Eleanor Cahn, a professor of literature, wife of a preeminent surgeon, and devoted mother of two, is in Paris to present a paper on Anna Karenina. A chance encounter brings to the surface passions she has suppressed for years. As The Life Room unfolds, we learn the secrets of her erotic past: ethereal William, her high school boyfriend; her role as muse to troubled painter Adam; her marriage to loyal, steady Michael. On her return to New York, Eleanor's charged attraction to another man takes on a life of its own, threatening to destroy everything she has.

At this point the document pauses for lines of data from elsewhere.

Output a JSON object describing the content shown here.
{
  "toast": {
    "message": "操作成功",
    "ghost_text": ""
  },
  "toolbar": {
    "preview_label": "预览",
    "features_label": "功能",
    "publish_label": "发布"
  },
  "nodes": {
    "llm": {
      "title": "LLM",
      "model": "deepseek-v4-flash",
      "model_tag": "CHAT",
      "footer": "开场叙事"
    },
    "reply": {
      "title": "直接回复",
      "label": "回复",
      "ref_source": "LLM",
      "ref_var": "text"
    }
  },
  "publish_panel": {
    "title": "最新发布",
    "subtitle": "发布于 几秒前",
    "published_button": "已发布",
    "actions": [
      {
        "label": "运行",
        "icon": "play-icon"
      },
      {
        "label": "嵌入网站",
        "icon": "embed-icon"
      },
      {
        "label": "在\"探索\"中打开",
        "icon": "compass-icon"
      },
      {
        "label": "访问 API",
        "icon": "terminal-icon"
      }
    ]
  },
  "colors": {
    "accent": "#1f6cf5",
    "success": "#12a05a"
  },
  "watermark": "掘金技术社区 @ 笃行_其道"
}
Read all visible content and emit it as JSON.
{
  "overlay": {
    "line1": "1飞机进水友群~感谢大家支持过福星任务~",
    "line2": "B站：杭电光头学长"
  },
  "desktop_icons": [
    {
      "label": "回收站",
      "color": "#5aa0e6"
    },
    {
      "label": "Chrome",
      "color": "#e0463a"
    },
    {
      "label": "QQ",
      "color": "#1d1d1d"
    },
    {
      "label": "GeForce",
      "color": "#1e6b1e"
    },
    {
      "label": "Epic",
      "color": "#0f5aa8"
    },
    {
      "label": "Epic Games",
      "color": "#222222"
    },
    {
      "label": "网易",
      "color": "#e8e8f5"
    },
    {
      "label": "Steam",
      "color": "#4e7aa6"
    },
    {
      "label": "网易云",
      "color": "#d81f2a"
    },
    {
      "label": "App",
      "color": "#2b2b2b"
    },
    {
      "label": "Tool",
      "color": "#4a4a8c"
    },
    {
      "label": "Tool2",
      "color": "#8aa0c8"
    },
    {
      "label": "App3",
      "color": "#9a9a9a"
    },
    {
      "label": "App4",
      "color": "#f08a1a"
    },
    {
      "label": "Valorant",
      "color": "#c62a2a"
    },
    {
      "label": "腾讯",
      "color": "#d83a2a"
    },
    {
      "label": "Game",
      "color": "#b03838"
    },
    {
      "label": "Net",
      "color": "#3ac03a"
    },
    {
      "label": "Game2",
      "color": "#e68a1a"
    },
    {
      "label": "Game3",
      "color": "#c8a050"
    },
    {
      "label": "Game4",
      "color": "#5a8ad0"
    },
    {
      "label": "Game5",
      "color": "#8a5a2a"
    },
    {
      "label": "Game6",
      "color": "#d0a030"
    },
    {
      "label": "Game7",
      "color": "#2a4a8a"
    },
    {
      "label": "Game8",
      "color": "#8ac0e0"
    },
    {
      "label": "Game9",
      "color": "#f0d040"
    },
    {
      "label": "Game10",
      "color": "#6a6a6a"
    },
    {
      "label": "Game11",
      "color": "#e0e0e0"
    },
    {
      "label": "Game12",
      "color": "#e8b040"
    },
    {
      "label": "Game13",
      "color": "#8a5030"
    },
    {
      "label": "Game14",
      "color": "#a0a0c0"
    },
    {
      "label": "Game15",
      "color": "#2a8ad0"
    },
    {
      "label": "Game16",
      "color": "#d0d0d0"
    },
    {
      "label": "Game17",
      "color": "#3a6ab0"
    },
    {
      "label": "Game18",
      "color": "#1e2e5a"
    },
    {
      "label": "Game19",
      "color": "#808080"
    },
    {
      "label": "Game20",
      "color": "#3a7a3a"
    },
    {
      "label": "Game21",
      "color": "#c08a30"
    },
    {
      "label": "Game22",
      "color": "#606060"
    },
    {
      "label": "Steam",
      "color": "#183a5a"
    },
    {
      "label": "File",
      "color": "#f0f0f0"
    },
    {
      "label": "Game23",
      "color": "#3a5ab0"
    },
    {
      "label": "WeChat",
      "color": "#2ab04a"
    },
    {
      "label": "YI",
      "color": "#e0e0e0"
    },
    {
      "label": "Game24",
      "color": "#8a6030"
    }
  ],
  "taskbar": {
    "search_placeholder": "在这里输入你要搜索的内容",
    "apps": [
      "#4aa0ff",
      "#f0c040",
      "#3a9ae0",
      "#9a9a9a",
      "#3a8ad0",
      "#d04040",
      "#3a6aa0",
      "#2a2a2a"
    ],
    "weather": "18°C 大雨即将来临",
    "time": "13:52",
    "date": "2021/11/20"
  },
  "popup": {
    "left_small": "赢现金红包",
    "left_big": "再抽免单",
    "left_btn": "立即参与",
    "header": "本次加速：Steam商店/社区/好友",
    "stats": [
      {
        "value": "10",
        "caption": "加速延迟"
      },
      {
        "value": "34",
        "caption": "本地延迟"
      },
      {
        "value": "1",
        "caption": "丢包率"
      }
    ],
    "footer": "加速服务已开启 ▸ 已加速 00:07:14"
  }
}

Jill Bialosky has created a fresh, piercingly real heroine who must choose between responsibility and desire.
A novel by an acclaimed American poet, House Under Snow is a story of mothers and daughters, of sexual identity, of a family slowly disintegrating after the premature death of its patriarch. Anna Crane, soon to be married, reflects back on her childhood in Ohio during the 1960s and '70s with her two sisters and her charismatic, self-destructing mother. Evoking the claustrophobia of small-town life, Anna's first passionate love affair with a troubled boy who works as a groom and trainer at a horse track, and her mother's endless stream of suitors and a failed marriage, the novel races toward a chilling conclusion when Anna is betrayed by the two most important figures in her young life. Not since Alice McDermott's That Night has there been such a telling portrait of first love. And not since Mona Simpson's Anywhere But Here have we witnessed the destructive, seductive nature of a mother who insists on competing with her children. An unforgettable tale of the power and vulnerability of sex and family, history and the past, House Under Snow is a lyrical and brilliant fictional debut.